La glorification de Marie auprès de Dieu ou une contemplation dans l’Espérance

« L’Espérance, dit Dieu,  une petite fille de rien du tout qui est venue au monde le jour de Noël…

L’Espérance aime ce qui sera dans le temps et pour l’éternité. Elle voit ce qui n’est pas encore et qui sera… »*

« Bienheureuse celle qui a cru », s’écriera Elisabeth dans sa rencontre avec Marie et bienheureuse ajoutons-nous, celle qui a espéré contre toute espérance (Rm 4, 18_). Dans les  débuts merveilleux, au jour de l’Annonciation, l’ange révèle à Marie qu’elle est « Comblée de Grâce ».  C’est la plénitude de Dieu en son corps et tout son être. Le Messie tant attendu par Israël viendra par son corps. Marie, tout au long de sa vie correspondra au désir de Dieu, porté par son peuple, puis par Jésus, de délivrer l’humanité du mal pour la tourner vers le Dieu Amour. Les passages obscurs,  douloureux et pas totalement compréhensibles qu’elle a connus  sur le chemin de Jésus, chemin de Palestine, chemin de Croix, Marie les a vécus dans  la foi d’Israël renouvelée par « …les paroles qui lui furent dites de la part du Seigneur ». Elle  a nourri son espérance aux sources de ces paroles. Elle a désiré éperdument Dieu. IL l’a attiré à lui, élevée, et introduite avec douceur et tendresse dans sa demeure où ses yeux se sont ouverts sur son Fils Ressuscité, sur la gloire trinitaire. Elle a été transfigurée, aboutissement naturel de son Fiat. C’est la fête de son assomption.

L’histoire sainte de Marie, nous donne à contempler et nous révèle un chemin. La révélation,  source de la foi et de l’espérance à laquelle nous puisons est la même que celle qui a abreuvé Marie. Nous savons qu’à notre Baptême, Dieu nous a comblés de grâce.
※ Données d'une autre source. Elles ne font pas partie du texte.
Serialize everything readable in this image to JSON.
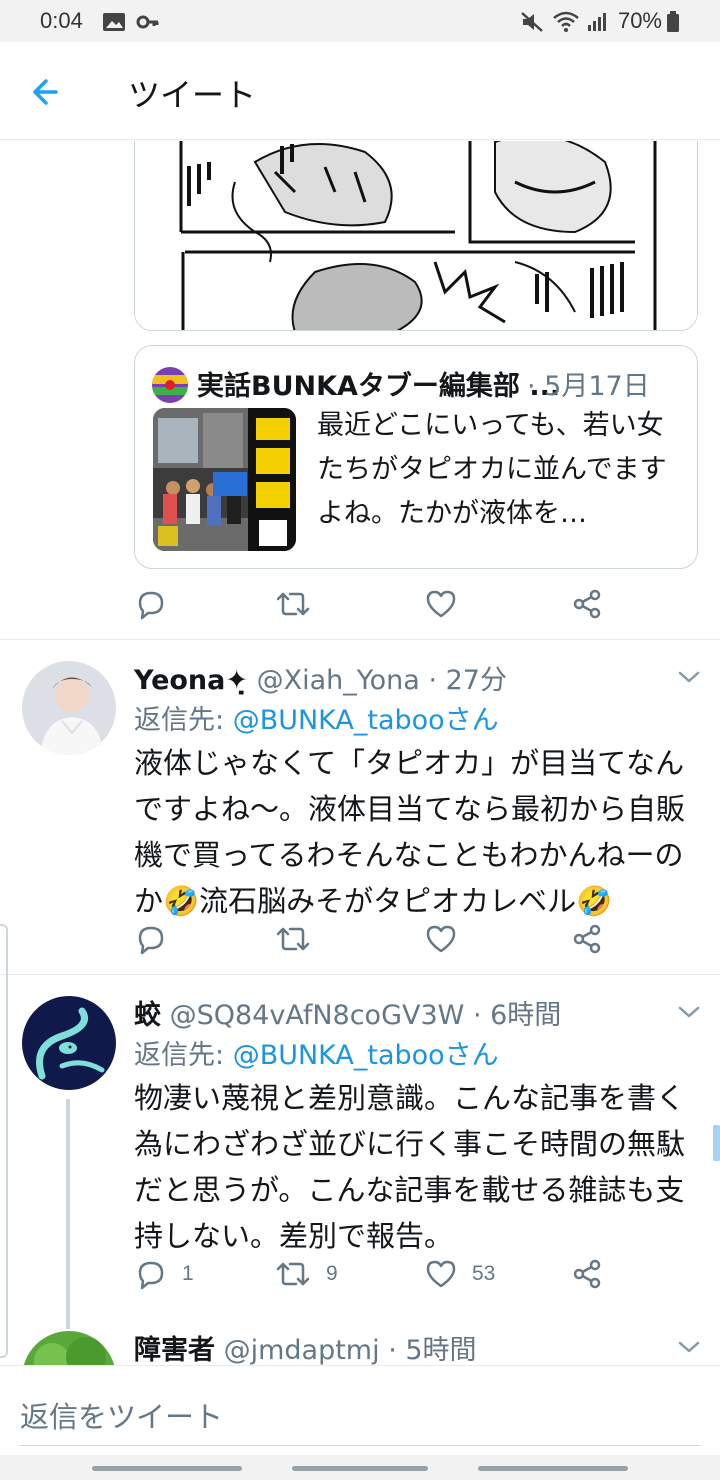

Le service qui a été demandé à Marie nous est demandé à notre manière : porter Jésus –Christ au monde. Notre réalité de créature exprimée par le psaume 50 : «  J’étais pécheur dès le sein de ma mère », n’est pas un obstacle pour Dieu. Il nous promet le même avenir qu’à Marie.  Il nous faut le croire.

Il nous faut redoubler de désir et fixer nos regards vers « ce qui n’est pas encore mais qui sera ».

N’ayons pas peur d’héberger la petite fille Espérance, elle aime et nous apprend à aimer  ce qui est dans le temps et ce qui sera dans l’éternité.

*citation de Charles Péguy ( Le porche du mystère de la deuxième vertu).